Sekadar catatan, PT Kilang Pertamina Internasional (KPI) melaporkan proyek RDMP Balikpapan sudah makin mendekati tahap finalisasi. Saat ini, proyek itu telah memasuki fase persiapan operasional unit Residual Fluid Catalytic Cracking (RFCC).

Pjs. Corporate Secretary KPI Milla Suciyani mengatakan unit RFCC baru di Kilang Balikpapan ditargetkan dapat mulai beroperasi pada kuartal IV-2025. Unit RFCC yang tengah dipersiapkan beroperasi ini memiliki kapasitas pengolahan hingga 90.000 bph

Melalui teknologi RFCC, residu minyak mentah dapat ditingkatkan nilai tambahnya dengan diolah menjadi produk bernilai tinggi, sekaligus menghasilkan LPG, gasoline, dan propylene sebagai output utama.

"Dengan beroperasinya RFCC Balikpapan ini akan makin menambah kapasitas dan memperkuat kapabilitas KPI sebagai penopang ketahanan energi nasional.

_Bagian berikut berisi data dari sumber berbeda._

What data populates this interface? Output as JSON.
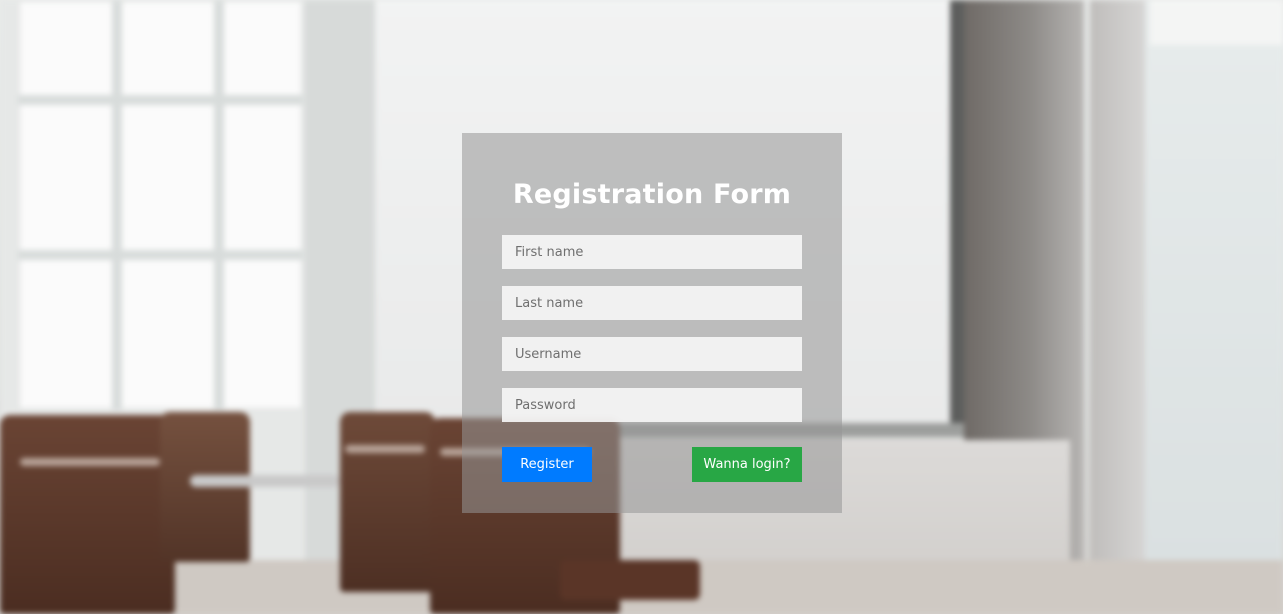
{
  "form": {
    "title": "Registration Form",
    "fields": [
      {
        "placeholder": "First name",
        "value": ""
      },
      {
        "placeholder": "Last name",
        "value": ""
      },
      {
        "placeholder": "Username",
        "value": ""
      },
      {
        "placeholder": "Password",
        "value": ""
      }
    ],
    "register_label": "Register",
    "login_label": "Wanna login?"
  },
  "colors": {
    "register_button": "#007bff",
    "login_button": "#28a745",
    "title_text": "#ffffff"
  }
}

Hal ini akan mendukung kemandirian energi nasional karena kilang dapat menghasilkan lebih banyak produk berkualitas tinggi," ujar Milla melalui keterangan resmi, akhir Agustus.

RFCC Kilang Balikpapan akan menjadi unit RFCC terbesar milik Pertamina, melampaui kapasitas unit serupa di Kilang Cilacap yang telah beroperasi sejak 2015 dengan kapasitas 62.000 bph.

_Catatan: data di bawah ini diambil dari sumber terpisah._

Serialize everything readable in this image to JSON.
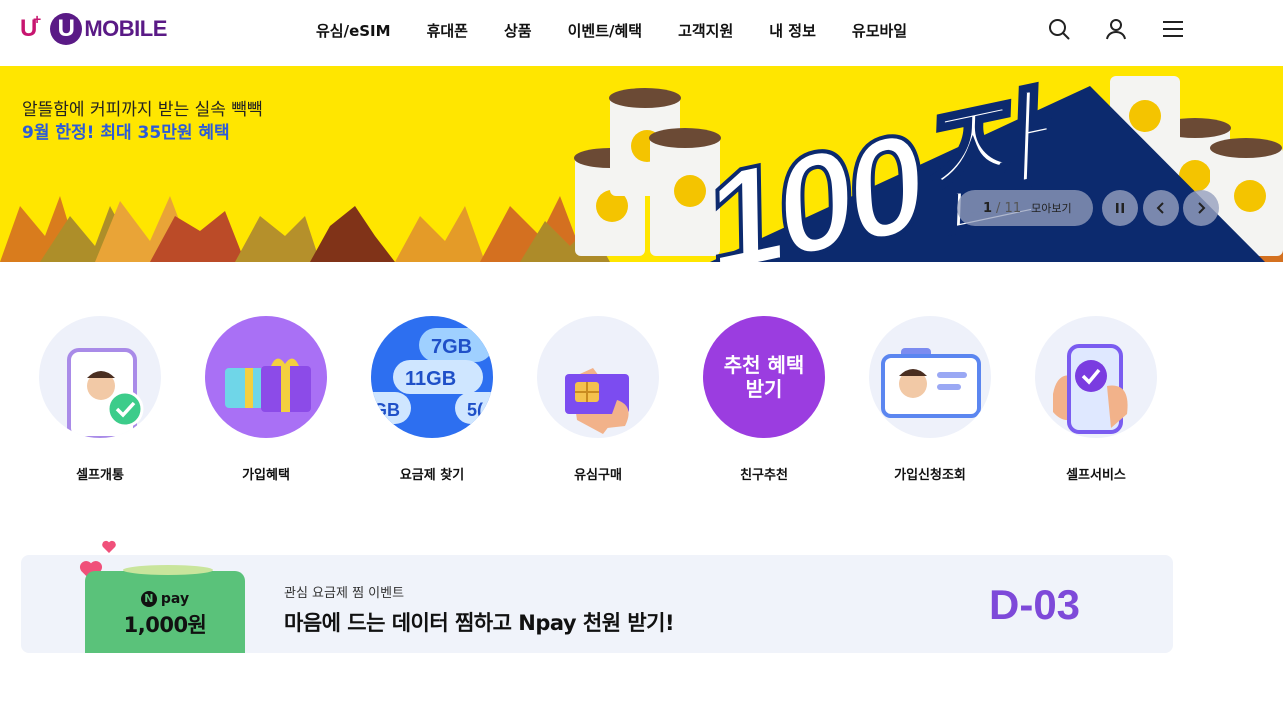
{
  "header": {
    "logo": {
      "uplus": "U",
      "plus": "+",
      "u": "U",
      "mobile": "MOBILE"
    },
    "nav": [
      "유심/eSIM",
      "휴대폰",
      "상품",
      "이벤트/혜택",
      "고객지원",
      "내 정보",
      "유모바일"
    ],
    "icons": [
      "search-icon",
      "user-icon",
      "menu-icon"
    ]
  },
  "banner": {
    "subtitle": "알뜰함에 커피까지 받는 실속 빽빽",
    "headline": "9월 한정! 최대 35만원 혜택",
    "big_text": "100잔",
    "pager": {
      "current": "1",
      "total": "/ 11",
      "more_label": "모아보기"
    },
    "colors": {
      "background": "#ffe600",
      "accent": "#0c2a6e",
      "headline": "#2c5bd8"
    }
  },
  "quick_menu": {
    "items": [
      {
        "label": "셀프개통",
        "icon": "self-activation-icon"
      },
      {
        "label": "가입혜택",
        "icon": "gift-icon"
      },
      {
        "label": "요금제 찾기",
        "icon": "data-plan-icon",
        "chips": [
          "7GB",
          "11GB",
          "GB",
          "5("
        ]
      },
      {
        "label": "유심구매",
        "icon": "sim-card-icon"
      },
      {
        "label": "친구추천",
        "icon_text_line1": "추천 혜택",
        "icon_text_line2": "받기"
      },
      {
        "label": "가입신청조회",
        "icon": "id-card-icon"
      },
      {
        "label": "셀프서비스",
        "icon": "phone-check-icon"
      }
    ]
  },
  "event": {
    "npay_brand": "pay",
    "npay_n": "N",
    "npay_amount": "1,000원",
    "subtitle": "관심 요금제 찜 이벤트",
    "title": "마음에 드는 데이터 찜하고 Npay 천원 받기!",
    "dday": "D-03",
    "colors": {
      "dday": "#7e49d9",
      "card": "#f0f3fa",
      "npay": "#5ac27a"
    }
  }
}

Menurut Milla, pencapaian ini tidak hanya memperkuat posisi Pertamina dalam pemrosesan minyak berteknologi tinggi, tetapi juga sejalan dengan Asta Cita Pemerintah—khususnya cita ke-3 mengenai kemandirian ekonomi berbasis energi bersih dan berkelanjutan, serta cita ke-6 tentang pemerataan pembangunan wilayah.

"Kehadiran RFCC tidak hanya memperkuat pasokan energi nasional, tetapi juga memberikan banyak manfaat lain bagi Indonesia, antara lain membuka peluang pertumbuhan ekonomi daerah melalui peningkatan aktivitas industri, penyerapan tenaga kerja, dan efek berganda bagi masyarakat sekitar," terangnya.